3. Outdoor entertaining
Wheelie bins can play a big part in outdoor living, especially in summer when you have guests round.
Fill a wheelie bin with water and throw in a few bags of ice, and you have an instant outdoor fridge to chill enough drinks for all your guests.
Again, you can buy a brand new wheelie bin from Wheelie Bin Solutions so you’re not storing drinks in a bin that has previously been used for rubbish!
4. Get organised
Council restrictions on what you can recycle can leave you with waste streams with nowhere to go.
If you’re not allowed to put food waste in your garden waste wheelie bin, or you’re banned from binning bark and branches, what can you do?
Why not invest in an extra wheelie bin of your own?
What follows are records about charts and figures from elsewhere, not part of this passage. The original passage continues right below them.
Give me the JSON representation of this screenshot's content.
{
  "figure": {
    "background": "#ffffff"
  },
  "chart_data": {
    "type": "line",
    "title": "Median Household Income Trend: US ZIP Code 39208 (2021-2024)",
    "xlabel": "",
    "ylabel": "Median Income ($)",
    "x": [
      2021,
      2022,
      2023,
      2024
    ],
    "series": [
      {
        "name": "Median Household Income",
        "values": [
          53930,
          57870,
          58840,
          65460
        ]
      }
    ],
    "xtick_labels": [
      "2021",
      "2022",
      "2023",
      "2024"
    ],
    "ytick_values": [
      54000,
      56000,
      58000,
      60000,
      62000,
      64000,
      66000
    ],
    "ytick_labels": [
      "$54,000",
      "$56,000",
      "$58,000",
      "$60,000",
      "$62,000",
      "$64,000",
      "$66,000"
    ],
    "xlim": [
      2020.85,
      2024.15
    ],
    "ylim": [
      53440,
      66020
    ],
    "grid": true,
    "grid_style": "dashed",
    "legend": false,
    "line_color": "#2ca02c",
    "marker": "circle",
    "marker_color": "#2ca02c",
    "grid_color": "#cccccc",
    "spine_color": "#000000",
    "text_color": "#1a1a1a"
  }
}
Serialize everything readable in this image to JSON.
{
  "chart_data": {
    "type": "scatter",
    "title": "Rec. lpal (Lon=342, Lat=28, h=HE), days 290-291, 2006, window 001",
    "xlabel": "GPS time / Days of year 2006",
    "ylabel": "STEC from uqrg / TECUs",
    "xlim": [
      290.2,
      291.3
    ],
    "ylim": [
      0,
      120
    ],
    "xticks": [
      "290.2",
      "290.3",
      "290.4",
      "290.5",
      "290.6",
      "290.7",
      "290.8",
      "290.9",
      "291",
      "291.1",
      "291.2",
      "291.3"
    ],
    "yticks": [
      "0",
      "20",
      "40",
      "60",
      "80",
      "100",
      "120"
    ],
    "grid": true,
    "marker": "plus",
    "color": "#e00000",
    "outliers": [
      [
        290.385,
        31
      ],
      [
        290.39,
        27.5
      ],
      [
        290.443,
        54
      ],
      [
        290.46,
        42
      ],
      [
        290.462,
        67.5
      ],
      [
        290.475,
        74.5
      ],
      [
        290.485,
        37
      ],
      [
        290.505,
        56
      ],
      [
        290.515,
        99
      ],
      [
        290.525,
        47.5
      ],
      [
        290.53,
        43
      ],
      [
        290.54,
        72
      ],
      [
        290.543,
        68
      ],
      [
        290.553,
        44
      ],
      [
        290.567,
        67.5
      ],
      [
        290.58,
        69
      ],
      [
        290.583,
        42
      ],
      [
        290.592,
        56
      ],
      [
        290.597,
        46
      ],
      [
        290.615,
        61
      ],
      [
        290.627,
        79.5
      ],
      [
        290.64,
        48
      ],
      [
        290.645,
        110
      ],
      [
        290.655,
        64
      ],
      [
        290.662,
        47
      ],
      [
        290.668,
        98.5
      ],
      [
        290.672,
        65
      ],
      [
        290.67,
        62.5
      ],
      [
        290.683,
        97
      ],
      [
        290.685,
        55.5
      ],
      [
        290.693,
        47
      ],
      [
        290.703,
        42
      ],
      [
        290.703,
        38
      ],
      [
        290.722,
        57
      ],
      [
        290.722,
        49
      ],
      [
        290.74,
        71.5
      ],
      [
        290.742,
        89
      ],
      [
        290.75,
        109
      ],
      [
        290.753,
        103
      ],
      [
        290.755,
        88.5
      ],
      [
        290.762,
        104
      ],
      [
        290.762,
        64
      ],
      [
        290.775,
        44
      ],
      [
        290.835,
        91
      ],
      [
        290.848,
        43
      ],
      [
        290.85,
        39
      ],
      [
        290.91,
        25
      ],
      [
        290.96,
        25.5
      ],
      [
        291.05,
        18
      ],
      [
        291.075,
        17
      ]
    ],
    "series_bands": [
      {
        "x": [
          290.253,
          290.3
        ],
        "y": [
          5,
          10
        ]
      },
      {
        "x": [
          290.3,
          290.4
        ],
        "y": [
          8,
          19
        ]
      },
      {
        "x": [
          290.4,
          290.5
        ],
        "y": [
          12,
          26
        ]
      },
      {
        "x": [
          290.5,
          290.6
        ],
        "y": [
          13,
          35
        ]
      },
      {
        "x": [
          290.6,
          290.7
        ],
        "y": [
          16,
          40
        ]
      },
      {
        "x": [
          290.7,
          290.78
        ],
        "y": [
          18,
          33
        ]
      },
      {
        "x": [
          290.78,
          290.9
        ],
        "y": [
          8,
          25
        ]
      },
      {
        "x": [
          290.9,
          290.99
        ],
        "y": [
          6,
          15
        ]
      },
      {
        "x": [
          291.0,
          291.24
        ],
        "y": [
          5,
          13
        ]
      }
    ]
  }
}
Even if you still have to dispose of the waste yourself, it gives you a convenient and hygienic place to put it until you’re ready to take it to the tip.
5. Wheelie barrow
Finally, why not use your wheelie bin as a ‘wheelie barrow’ instead? Their upright shape makes it less likely that items like loose leaves will fall or blow out while you’re moving them around.
The balanced design of wheelie bins can also mean less heavy lifting compared with moving the same mass in a wheelbarrow, making it even easier to keep your garden in good shape.